Minggu, 06 November 2016

Malaikat Lereng Tidar - Remy Sylado



Buku karya Remy Sylado yang di terbitkan oleh Kompas Media Nusantara tahun 2014 ini sebenarnya sudah cukup lama saya beli. Belum sempat saya selesai membacanya, buku ini sudah dipinjam seorang kawan, dan baru beberapa waktu yang lalu kembali.  Remy  Sylado, adalah salah seorang pengarang favorit saya. Saya menyukai gaya Bahasa ringan dengan selalu menyertakan Belanda dan Jawa menjadi bagian besar setting kejadian, tema cerita, atau bahkan keseluruhan cerita atau menjadi beberapa tokoh cerita.  Buku setebal 542 halaman ini terdiri dari banyak Bab yang masing-masing Bab hanya berisi 3-4 halaman bahkan ada beberapa bab yang hanya berisi selembar halaman. Bisa jadi, ini bukan bab dalam artian seperti bab dalam buku-buku pada umumnya. Bisa jadi, yang saya sebut bab ini hanya highlight pengarang tanpa meninggalkan kesan runtut sebuah cerita, dan selanjutnya saya tetap menyebutnya sebagai bab.  Satu lagi yang saya sukai dari buku ini adalah pada bagian akhir bab disertakan quotes yang menarik, beberapa diantaranya saya pergunakan sebagai status facebook maupun caption IG saya. Seperti misalnya, Jelaga paling jelaga barangkali bukan di mata tapi di mulut (hal. 254) Pada bab Prabu Dewa Srani. Prabu Dewa Srani ini merupakan anak Bathari Durga dalam dunia pewayangan. Prabu Dewa Srani mempunyai sifat dan perwatakan serakah, bengis, kejam dan suka membuat usil dan mau benarnya sendiri, mungkin karena itulah Remy Sylado menggunakannya untuk judul bab ini. Pada bab ini memang diceritakan bagaimana Ibu tokoh utama, Toemirah, saat hamil lima bulan, dimana ayah tokoh utama Jehezkiel atau Jez Malikul sedang menjadi serdadu Belanda pada perang Aceh. Toemirah yang sedang hamil masih tetap diinginkan oleh Soembino, seorang juragan yang sudah memiliki tujuh istri, dan seorang yang jika memiliki keinginan tidak segan untuk menculik, membunuh, atau membakar. Soembino disini oleh Remy Sylado menjadi perwujudan tokoh Prabu Dewa Srani.  Pada bab-bab lain dan hampir seluruh bab dalam buku ini merupakan kisah bagaimana Soembiono berperilaku anarkhis, menyuap pejabat, mencoba memperkosa Toemirah, menghasut, membayar preman, dan membabi buta melaksanakan aksi balas dendam terhadap Toemirah yang telah menolak cinta nya.
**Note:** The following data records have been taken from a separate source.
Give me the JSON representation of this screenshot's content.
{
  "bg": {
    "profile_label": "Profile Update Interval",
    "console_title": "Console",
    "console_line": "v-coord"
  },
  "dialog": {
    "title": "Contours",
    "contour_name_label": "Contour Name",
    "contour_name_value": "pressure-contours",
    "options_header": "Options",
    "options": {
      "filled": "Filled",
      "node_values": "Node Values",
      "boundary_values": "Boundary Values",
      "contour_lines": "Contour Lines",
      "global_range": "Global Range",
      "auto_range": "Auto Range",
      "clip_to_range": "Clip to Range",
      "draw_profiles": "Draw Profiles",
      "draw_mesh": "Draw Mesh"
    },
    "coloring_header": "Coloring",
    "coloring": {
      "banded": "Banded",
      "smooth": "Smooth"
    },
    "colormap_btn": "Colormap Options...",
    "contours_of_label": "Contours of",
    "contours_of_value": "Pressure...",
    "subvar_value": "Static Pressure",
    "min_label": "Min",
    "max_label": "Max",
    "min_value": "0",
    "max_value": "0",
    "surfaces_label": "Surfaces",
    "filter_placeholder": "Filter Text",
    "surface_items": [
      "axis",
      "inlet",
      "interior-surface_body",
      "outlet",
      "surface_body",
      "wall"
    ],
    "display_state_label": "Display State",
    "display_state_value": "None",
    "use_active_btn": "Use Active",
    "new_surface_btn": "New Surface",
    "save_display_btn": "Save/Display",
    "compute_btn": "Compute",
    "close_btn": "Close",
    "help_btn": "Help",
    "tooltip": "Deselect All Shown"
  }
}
Buku ini merupakan cerita Ny. Jezmira Van Versege yang sedang mencari riwayat nenek buyutnya. Jezmira tinggal di Belanda, dimana nenek buyutnya adalah orang Indonesia yang tinggal di lereng Tidar, Magelang. Dari sinilah cerita ini bergulir. Bab per bab menceritakan bagaimana sosok Jezmira lahir. Ibu ayah Ibu Jezmira adalah orang Indonesia asli yang kemudian memilih tinggal di Belanda. Ibu Jezmira, Toemirah digambarkan sebagai sosok jelita pegunungan.Ayah Jezmirah, Jehezkiel, orang Minahasa yang menjadi serdadu dan dikirim dalam Perang Aceh. Diceritakan bagaimana kejelitaan Toemirah hingga bertemu Jez Maliku, dan jatuh cinta pada pandangan pertama, juga tentang perkawinan, lahirnya jezmira, juga bagaimana tercerai berainya Toemirah dan Jez Maliku.
Seperti  novel-novel Remy Sylado yang lain, penggambaran sejarah begitu kuat dalam novel ini. novel ini  dilatar belakangi penggambaran masa jaman penjajahan Belanda. Remy sylado begitu detail memberi gambaran tentang kehidupan masyarakat pada masa tersebut, juga bagaimana prilaku polisi yang dalam buku ini disebut dengan hamba wet atau opas. Pada beberapa bagian Remy Sylado menyertakan sumber penggunaan istilah seperti dalam bab Karena kita Miskin. Dalam menulis novel, Remy mengandalkan riset. Untuk menulis novel berlatar belakang penjajahan Belanda, Parijs Van Java (saya akan menuliskan resensinya secara terpisah lain waktu) misalnya, ia mengadakan penelitian khusus di Utrecht, Belanda.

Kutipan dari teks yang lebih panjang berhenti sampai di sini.